Considering that about 10% of India’s total entrepreneurs are women, and that 98% of women are concentrated in micro-enterprises and informal (99%) segments, the virtual lack of access to formal credit is a huge constraint. Indian women are less financially included than men by other metrics as well. They are half as likely to own debit cards (22% versus 43% of men), comparing poorly with 63% of Chinese women who do with lower gender gap (7 points) and the 35% in developing countries and 43% globally who too face lower gender gaps (10 and 11). Account usage for remittances, including digitally, by women is low (22%) while credit-card ownership (2%) and use (6%) abysmal.
Why does female exclusion in finance exist, persists? Numerous demand and supply-side constraints apply specifically to women. Findex surveys repeatedly establish the unbanked and low use of financial services correspond to low incomes and regions, low educational attainment, non-participation in the labour force as well as gender.
In India, most factors unite to accentuate gender inequalities in finance: gender gaps are large and persistent in unemployment, wages, average years of schooling, unpaid care work; female labour force participation rates are amongst the world’s lowest, falling; safety concerns, socio-cultural restrictions prevent their empowerment, bargaining and decision-taking strength; lack of collateral (title or formal ownership of material assets) makes many of them high-risk borrowers; these inherent disadvantages discourage many from approaching banks, who in turn, do not often inspire their confidence.

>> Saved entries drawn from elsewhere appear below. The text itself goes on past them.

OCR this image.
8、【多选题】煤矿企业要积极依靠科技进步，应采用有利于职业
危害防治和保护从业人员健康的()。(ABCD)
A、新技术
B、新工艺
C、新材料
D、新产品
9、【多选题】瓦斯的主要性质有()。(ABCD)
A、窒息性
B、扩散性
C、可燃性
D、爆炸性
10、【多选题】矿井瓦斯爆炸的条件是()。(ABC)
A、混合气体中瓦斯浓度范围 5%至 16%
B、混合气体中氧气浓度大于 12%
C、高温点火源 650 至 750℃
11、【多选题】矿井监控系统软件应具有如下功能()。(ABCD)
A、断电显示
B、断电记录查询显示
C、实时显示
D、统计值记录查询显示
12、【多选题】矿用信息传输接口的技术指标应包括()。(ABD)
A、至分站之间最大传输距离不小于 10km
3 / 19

An overall lack of empowerment therefore reflects in low awareness and demand for financial inclusion. The evidence emphasises that gender-inclusive financial sector policies have to gear in several dimensions for broader, deeper inclusion of women in formal financial markets. Even leveraging of digital technologies via mobile/smartphones—a low-cost, effective means for scaling-up—proves difficult for women (only 28% owned a mobile phone in 2015, estimated the GSMA, and 81% had never used internet on mobile).
Broader interventionist efforts are required to enhance female presence in finance, which must be prioritised if only because of more and more proof that this has positive growth and employment effects. But to even orient policies so, India has to fill numerous data and information gaps that exist, including at national-level official statistics.
Abundant global evidence about low female presence in formal financial markets has spurred international efforts for improvement, acquiring developmental focus at various forums. Financial inclusion of women was specifically integrated into the G20’s global development agenda (2012) and features in its action plan to achieve its commitment to reduce the gender workforce participation gap by 25% by 2025 (25 by 25); it figures indirectly in gender equality and female empowerment goals of the UN’s Sustainable Development Goals; while the World Bank and IMF have actively gathered evidence and promoted research to help formulate appropriate policies in recent years.
India can complement these beyond what achieved through opening bank accounts through complementary policies and actions to promote access and usage by women.
The author is a New Delhi-based economist.